See now that's one of the misconceptions. ANNs are not modelled on the brain,
not anymore and not ever since the poor single-layer Perceptron which itself was
modelled after an early model of neuronal activation. What ANNs really are is
algorithms for optimising systems of functions. And that includes things like
Support Vector Machines and Radial Basis Function networks that don't even fit
in the usual multi-layer network diagram particularly well.
It's unfortunate that this sort of language and imagery is still used
abundantly, by people who should know better no less, but I guess "it's an
artificial brain" sounds more magical than "it's function optimisation". You
shouldn't let it mislead you though.
>> Taking a position that neural networks cannot ever result in strong AI is as blind as taking a position that they must.

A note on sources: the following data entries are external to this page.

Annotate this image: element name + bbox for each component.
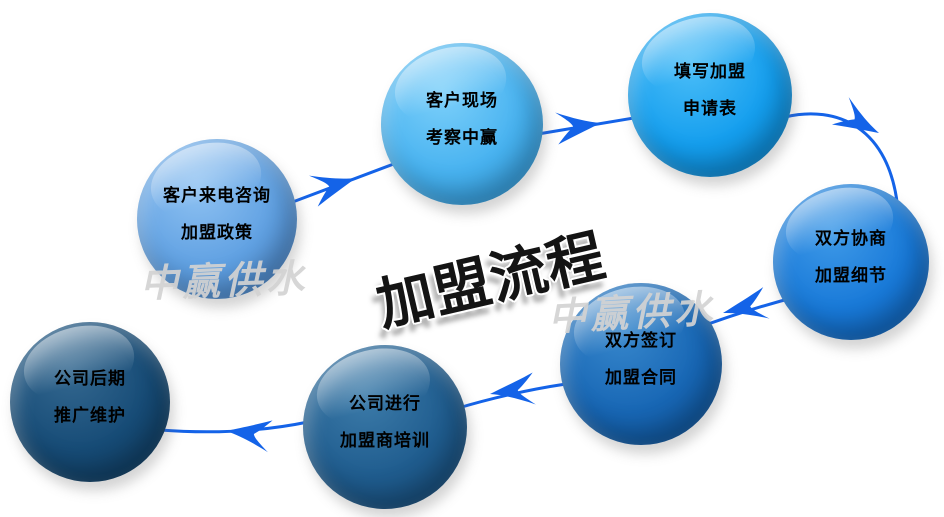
flow-arrowhead-icon-2: [555, 112, 601, 145]
step-post-promotion-maintenance: 公司后期 推广维护: [10, 322, 170, 482]
step-label-line1: 双方协商: [815, 229, 887, 249]
step-franchisee-training: 公司进行 加盟商培训: [303, 345, 467, 509]
step-sign-contract: 双方签订 加盟合同: [560, 283, 722, 445]
step-negotiate-details: 双方协商 加盟细节: [773, 184, 929, 340]
step-label-line2: 加盟细节: [815, 266, 887, 285]
flow-arrowhead-icon-4: [723, 287, 770, 319]
step-label-line2: 推广维护: [54, 406, 126, 425]
step-label-line1: 客户来电咨询: [163, 186, 271, 206]
step-fill-application-form: 填写加盟 申请表: [628, 13, 792, 177]
step-label: 填写加盟 申请表: [628, 13, 792, 177]
step-label: 双方签订 加盟合同: [560, 283, 722, 445]
step-label: 公司后期 推广维护: [10, 322, 170, 482]
step-label: 公司进行 加盟商培训: [303, 345, 467, 509]
step-customer-site-visit: 客户现场 考察中赢: [381, 43, 543, 205]
step-customer-call-inquiry: 客户来电咨询 加盟政策: [137, 139, 297, 299]
step-label: 客户来电咨询 加盟政策: [137, 139, 297, 299]
step-label-line2: 加盟政策: [181, 223, 253, 242]
flow-arrowhead-icon-3: [831, 97, 879, 133]
step-label-line2: 考察中赢: [426, 128, 498, 147]
step-label-line1: 公司进行: [349, 394, 421, 414]
step-label-line1: 客户现场: [426, 91, 498, 111]
step-label: 客户现场 考察中赢: [381, 43, 543, 205]
step-label-line1: 填写加盟: [674, 62, 746, 82]
step-label-line1: 公司后期: [54, 369, 126, 389]
flow-arrowhead-icon-6: [226, 420, 273, 453]
flow-arrowhead-icon-5: [490, 372, 536, 405]
step-label-line2: 申请表: [683, 99, 737, 118]
step-label-line2: 加盟合同: [605, 368, 677, 387]
step-label: 双方协商 加盟细节: [773, 184, 929, 340]
step-label-line2: 加盟商培训: [340, 431, 430, 450]
flow-arrowhead-icon-1: [309, 175, 356, 207]
step-label-line1: 双方签订: [605, 331, 677, 351]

I don't agree. It's a subject that's informed by a solid understanding of the
fundamental concepts - function optimisation, again. There's uncertainty because
there's theoretical limits that are hard to test, frex the fact that multi-layer
perceptrons with three neural layers can learn any function given a sufficient
number of inputs, or on the opposite side, that non-finite languages are _not_
learnable in the limit (not ANN-specific but limiting what any algorithm can
learn) etc. But the arguments on either side are, well, arguments. Nobody is
being "blind". People defend their ideas, is all.